Her groundbreaking work includes her discovery and analysis of subtle absorption features in reflectance spectra of darker — presumed primitive — asteroids. In particular, this includes a spectral feature centered near 0.7 µm, which is caused by light reflected from minerals created by water altering the structure and composition of underlying rocks — evidence of water’s action throughout history in the asteroid belt.
“I am honored to receive the Fred Whipple Award from the AGU Planetary Sciences section, and I thank them for this recognition of my research and service,” Vilas said. “No work is possible without the support and collaboration of colleagues, sponsors, and friends, and this prize is shared with the many people I have worked with over the years.”
Vilas’s dedication to planetary science is also reflected in her contributions and her service to the planetary science community through multiple professional positions.
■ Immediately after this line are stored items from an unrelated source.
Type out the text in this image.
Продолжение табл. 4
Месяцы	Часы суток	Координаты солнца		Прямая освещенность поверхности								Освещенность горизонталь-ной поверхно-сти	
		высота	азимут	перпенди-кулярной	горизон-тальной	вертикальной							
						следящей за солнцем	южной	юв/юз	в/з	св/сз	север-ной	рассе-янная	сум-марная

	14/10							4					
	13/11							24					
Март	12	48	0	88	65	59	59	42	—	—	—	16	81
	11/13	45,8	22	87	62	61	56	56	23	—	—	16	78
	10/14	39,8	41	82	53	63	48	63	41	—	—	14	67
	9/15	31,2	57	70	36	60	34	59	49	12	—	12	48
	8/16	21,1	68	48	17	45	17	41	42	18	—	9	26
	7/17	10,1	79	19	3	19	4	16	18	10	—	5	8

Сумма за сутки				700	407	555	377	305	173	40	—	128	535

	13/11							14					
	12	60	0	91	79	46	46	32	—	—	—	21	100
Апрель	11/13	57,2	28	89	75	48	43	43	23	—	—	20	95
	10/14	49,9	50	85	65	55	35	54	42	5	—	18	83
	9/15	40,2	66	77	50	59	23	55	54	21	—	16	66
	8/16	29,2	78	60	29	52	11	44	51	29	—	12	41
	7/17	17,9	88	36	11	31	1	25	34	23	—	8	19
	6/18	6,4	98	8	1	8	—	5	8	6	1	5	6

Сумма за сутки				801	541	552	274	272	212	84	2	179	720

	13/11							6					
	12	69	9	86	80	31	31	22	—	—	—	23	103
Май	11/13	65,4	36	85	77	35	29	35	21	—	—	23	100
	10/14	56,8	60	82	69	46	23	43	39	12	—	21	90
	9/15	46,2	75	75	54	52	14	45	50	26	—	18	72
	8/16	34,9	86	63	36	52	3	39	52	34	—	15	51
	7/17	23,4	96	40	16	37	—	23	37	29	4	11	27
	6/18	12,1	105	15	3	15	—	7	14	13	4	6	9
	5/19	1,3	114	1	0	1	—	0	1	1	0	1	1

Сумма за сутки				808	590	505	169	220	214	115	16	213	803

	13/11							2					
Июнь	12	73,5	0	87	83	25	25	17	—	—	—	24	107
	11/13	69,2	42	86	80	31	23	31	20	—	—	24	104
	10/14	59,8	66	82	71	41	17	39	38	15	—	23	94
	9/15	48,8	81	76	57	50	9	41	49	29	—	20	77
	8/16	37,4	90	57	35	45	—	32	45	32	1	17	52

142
She has worked at NASA, the National Science Foundation, and several ground-based observatories, including the MMT Observatory in Arizona, which she led from 2005 to 2010. Last month she was named Editor of the Planetary Science Journal, a new peer-reviewed open-access publication from the American Astronomical Society and its Division for Planetary Sciences.
“I chose the emerging field of planetary sciences as a college undergraduate, and have had the privilege of watching it grow and expand throughout my career,” Vilas said. “Each object we explore brings new surprises. Our expansion now with space probes throughout the solar system is enabled by telescopic observing, and these two approaches will remain intertwined as we continue our journey of planetary systems exploration.”
Established in 1989, the Whipple Award is given annually to one honoree in recognition of outstanding contributions in the field of planetary science. This award is named in honor of AGU Fellow Fred Whipple, a gifted astronomer most noted for his work on comets.
Vilas will receive the Whipple Award and will present an invited lecture during the AGU Fall Meeting on 9 December in San Francisco.